Ainsi, le « Fuck Up Night », initié par la fondation Freidrich Naumann, a permis de découvrir que promouvoir l’entrepreneuriat consiste à traiter et, à apprendre des échecs. « Nous voulons juste pousser les jeunes à entreprendre. Puisqu’il n’est pas facile de trouver du travail actuellement. L’initiative d’entreprendre permettra aux jeunes d’atteindre leurs objectifs et créer eux-mêmes, des emplois», a expliqué le Directeur du bureau pour l’Afrique de l’Ouest de la fondation Friedrich Naumann, Jo Holden.

Et, l’ensemble des échecs, découvre-t-on, font le succès.
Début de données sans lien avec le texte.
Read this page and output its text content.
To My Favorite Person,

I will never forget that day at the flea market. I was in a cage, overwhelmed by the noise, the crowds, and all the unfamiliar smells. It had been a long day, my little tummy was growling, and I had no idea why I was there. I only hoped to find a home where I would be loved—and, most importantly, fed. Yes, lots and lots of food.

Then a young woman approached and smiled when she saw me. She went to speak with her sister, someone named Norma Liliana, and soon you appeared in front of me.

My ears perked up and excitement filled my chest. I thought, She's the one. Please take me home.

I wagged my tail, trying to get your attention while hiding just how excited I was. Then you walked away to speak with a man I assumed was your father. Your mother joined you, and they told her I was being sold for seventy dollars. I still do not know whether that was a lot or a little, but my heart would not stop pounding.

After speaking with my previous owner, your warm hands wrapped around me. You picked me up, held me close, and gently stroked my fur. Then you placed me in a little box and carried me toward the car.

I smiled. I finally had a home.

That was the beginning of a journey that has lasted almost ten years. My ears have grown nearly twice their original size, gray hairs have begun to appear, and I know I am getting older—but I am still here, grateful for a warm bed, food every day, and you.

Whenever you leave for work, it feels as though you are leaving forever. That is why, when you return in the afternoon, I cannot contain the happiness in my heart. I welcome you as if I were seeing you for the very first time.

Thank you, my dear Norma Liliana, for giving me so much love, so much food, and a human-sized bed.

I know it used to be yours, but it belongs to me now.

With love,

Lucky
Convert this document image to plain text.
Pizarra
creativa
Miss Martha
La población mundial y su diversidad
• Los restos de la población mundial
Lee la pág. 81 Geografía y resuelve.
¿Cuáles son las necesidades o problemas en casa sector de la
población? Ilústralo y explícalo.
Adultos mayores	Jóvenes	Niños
La souffrance et les difficultés de l’entrepreneur conduisent directement vers la réussite. « Il faut savoir que l’entrepreneuriat est un art très exigeant, dont une seule erreur pourrait être fatale. Le combat de l’entrepreneur est plus spirituel qu’intellectuel. L’entrepreneur doit avoir une vision. Et les ténèbres de l’entreprise, c’est lorsque tout le monde ne croit pas à votre réussite. Entreprendre, c’est trouver un problème pour apporter des solutions. Et, quand il faut entreprendre, l’entrepreneur doit décider et plonger dans son aventure pour matérialiser son projet », a conseillé le spécialiste en intelligence économique, Nicolas W. Etoyi.

Sous ce registre, la fondatrice de FariFima cosmétiques, Marianne Ouattara relève qu’en entreprise, il faut être acteur de sa vie. Et, il a été constaté qu’un entrepreneur a besoin de soutiens administratifs et financiers. Mais, le principal problème dans ce domaine est d’avoir des financements et la main-d’oeuvre adéquate pour soutenir leurs business plan. « Les jeunes entrepreneurs doivent avoir un mental en béton, une bonne psychologie, une organisation et une idée nette de l’environnement de leurs entreprises », prévient Marianne Ouattara.

Les initiateurs restent d’avis que le succès n’est pas la clé du bonheur. Alors que le bonheur est la clé du succès.